The fact that she was freakishly tall and thin--a tree trunk to my twiggyness--only exacerbated her new bodily feature.
In a world of 10 and 11 year olds, these new features on Mary's landscape aroused considerable attention. Even I, who my dear reader by now must realize these did not nor could not stimulate a prurient interest, found them, well, fascinating. Even the teachers were astounded, and I am certain the teacher's lounge must have been abuzz talking about this physiological development.
And, overnight, Mary became a pariah. The kids laughed at her. No one associated with her. Our male fifth grade teacher asked students not to include her in kickball sessions, for "fear of hurting her" as I recall the announcement, and that must have exponentially heightened what must have been a suffocating sense of isolation.
One day soon thereafter Mary joined me and my very small circle. Of course the pariah kids feared socializing with each other for fear of drawing unwanted attention. So, in what seems in retrospect a vehicle to further isolation, the pariahs splintered into a myriad of mini-groups, none of which spoke to the others in keeping with the cardinal principle of minimizing random acts of "violence" enacted by others.
I was too bookish for many of the kids my age, and the bookish seemed less predisposed to socializing than others, so our groups were always very small: ourselves and our imaginary friends. But in my case the other kids intuited something else that was different, and I am sure the object of my school-boy crush picked up on this.
For some reason, Mary gravitated to me. Mary, lanky, rather boyish (hmmm, maybe Mary also harbored a similar secret!), one day took little me--four feet to her towering 6 feet--by the hands during recess and began dancing. Well, her "dancing" was more akin to spinning around, and my little frame lifted from the ground and I flew through the air. I have to say it was exhilarating: more so because someone spoke to me, I had a friend, and less so because I experienced a sensation (flying) that I had not yet experienced.

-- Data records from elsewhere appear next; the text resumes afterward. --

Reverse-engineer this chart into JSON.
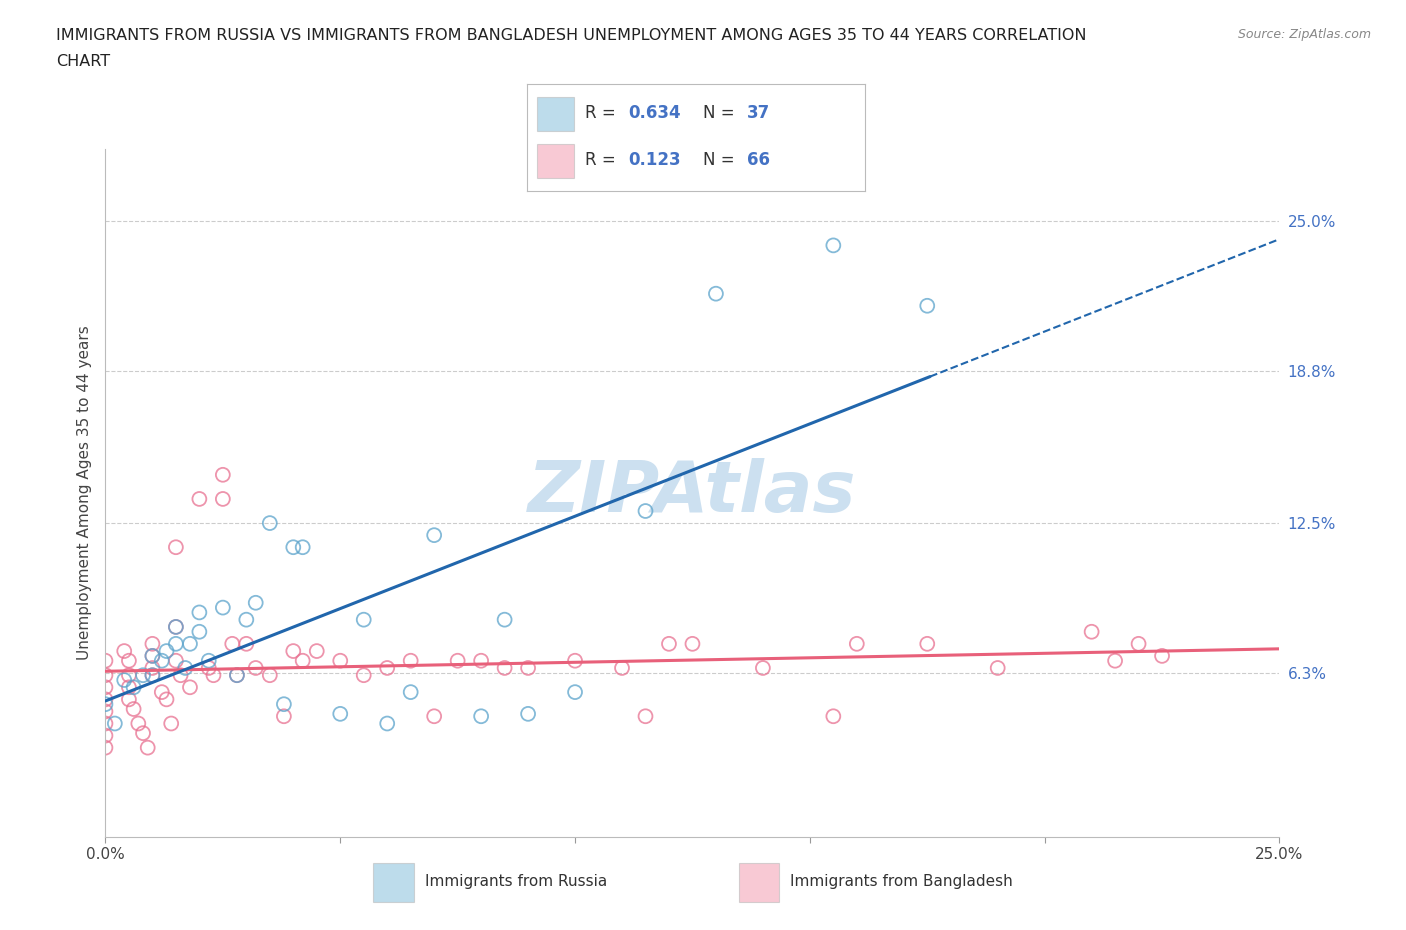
{
  "title_line1": "IMMIGRANTS FROM RUSSIA VS IMMIGRANTS FROM BANGLADESH UNEMPLOYMENT AMONG AGES 35 TO 44 YEARS CORRELATION",
  "title_line2": "CHART",
  "source_text": "Source: ZipAtlas.com",
  "ylabel": "Unemployment Among Ages 35 to 44 years",
  "xlim": [
    0.0,
    0.25
  ],
  "ylim": [
    -0.005,
    0.28
  ],
  "russia_R": 0.634,
  "russia_N": 37,
  "bangladesh_R": 0.123,
  "bangladesh_N": 66,
  "russia_color": "#92c5de",
  "russia_edge_color": "#5ba3cb",
  "bangladesh_color": "#f4a6b8",
  "bangladesh_edge_color": "#e87090",
  "russia_line_color": "#2166ac",
  "bangladesh_line_color": "#e8607a",
  "watermark_color": "#cce0f0",
  "grid_color": "#cccccc",
  "russia_scatter_x": [
    0.0,
    0.002,
    0.004,
    0.006,
    0.008,
    0.01,
    0.01,
    0.012,
    0.013,
    0.015,
    0.015,
    0.017,
    0.018,
    0.02,
    0.02,
    0.022,
    0.025,
    0.028,
    0.03,
    0.032,
    0.035,
    0.038,
    0.04,
    0.042,
    0.05,
    0.055,
    0.06,
    0.065,
    0.07,
    0.08,
    0.085,
    0.09,
    0.1,
    0.115,
    0.13,
    0.155,
    0.175
  ],
  "russia_scatter_y": [
    0.05,
    0.042,
    0.06,
    0.057,
    0.062,
    0.07,
    0.062,
    0.068,
    0.072,
    0.075,
    0.082,
    0.065,
    0.075,
    0.08,
    0.088,
    0.068,
    0.09,
    0.062,
    0.085,
    0.092,
    0.125,
    0.05,
    0.115,
    0.115,
    0.046,
    0.085,
    0.042,
    0.055,
    0.12,
    0.045,
    0.085,
    0.046,
    0.055,
    0.13,
    0.22,
    0.24,
    0.215
  ],
  "bangladesh_scatter_x": [
    0.0,
    0.0,
    0.0,
    0.0,
    0.0,
    0.0,
    0.0,
    0.0,
    0.004,
    0.005,
    0.005,
    0.005,
    0.005,
    0.006,
    0.007,
    0.008,
    0.009,
    0.01,
    0.01,
    0.01,
    0.01,
    0.012,
    0.013,
    0.014,
    0.015,
    0.015,
    0.015,
    0.016,
    0.018,
    0.02,
    0.022,
    0.023,
    0.025,
    0.025,
    0.027,
    0.028,
    0.03,
    0.032,
    0.035,
    0.038,
    0.04,
    0.042,
    0.045,
    0.05,
    0.055,
    0.06,
    0.065,
    0.07,
    0.075,
    0.08,
    0.085,
    0.09,
    0.1,
    0.11,
    0.115,
    0.12,
    0.125,
    0.14,
    0.155,
    0.16,
    0.175,
    0.19,
    0.21,
    0.215,
    0.22,
    0.225
  ],
  "bangladesh_scatter_y": [
    0.068,
    0.062,
    0.057,
    0.052,
    0.047,
    0.042,
    0.037,
    0.032,
    0.072,
    0.068,
    0.062,
    0.057,
    0.052,
    0.048,
    0.042,
    0.038,
    0.032,
    0.075,
    0.07,
    0.065,
    0.062,
    0.055,
    0.052,
    0.042,
    0.115,
    0.082,
    0.068,
    0.062,
    0.057,
    0.135,
    0.065,
    0.062,
    0.145,
    0.135,
    0.075,
    0.062,
    0.075,
    0.065,
    0.062,
    0.045,
    0.072,
    0.068,
    0.072,
    0.068,
    0.062,
    0.065,
    0.068,
    0.045,
    0.068,
    0.068,
    0.065,
    0.065,
    0.068,
    0.065,
    0.045,
    0.075,
    0.075,
    0.065,
    0.045,
    0.075,
    0.075,
    0.065,
    0.08,
    0.068,
    0.075,
    0.07
  ],
  "legend_label_russia": "Immigrants from Russia",
  "legend_label_bangladesh": "Immigrants from Bangladesh"
}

Once the other boys saw this...well, Mary became the star of the school, despite her mountainous terrain "up there." And she spun many of us round and round till one day a boy puked--he couldn't stop it seemed, buckets of the brown smelly substance gushed from his body--and the teacher placed Mary in detention.
And so when I saw upon my return from France and Portugal last week my Toad Lilies in bloom--yes, Tricyrtis formosan, which is not supposed to bloom until late September/early October, IN BLOOM--I thought of Mary, and fifth grade, and prematurely developed boobs.
And I smiled.
And I felt like placing Toad Lily in detention, for developing too early, for ruining what was my summer garden, a time of airy nonchalance.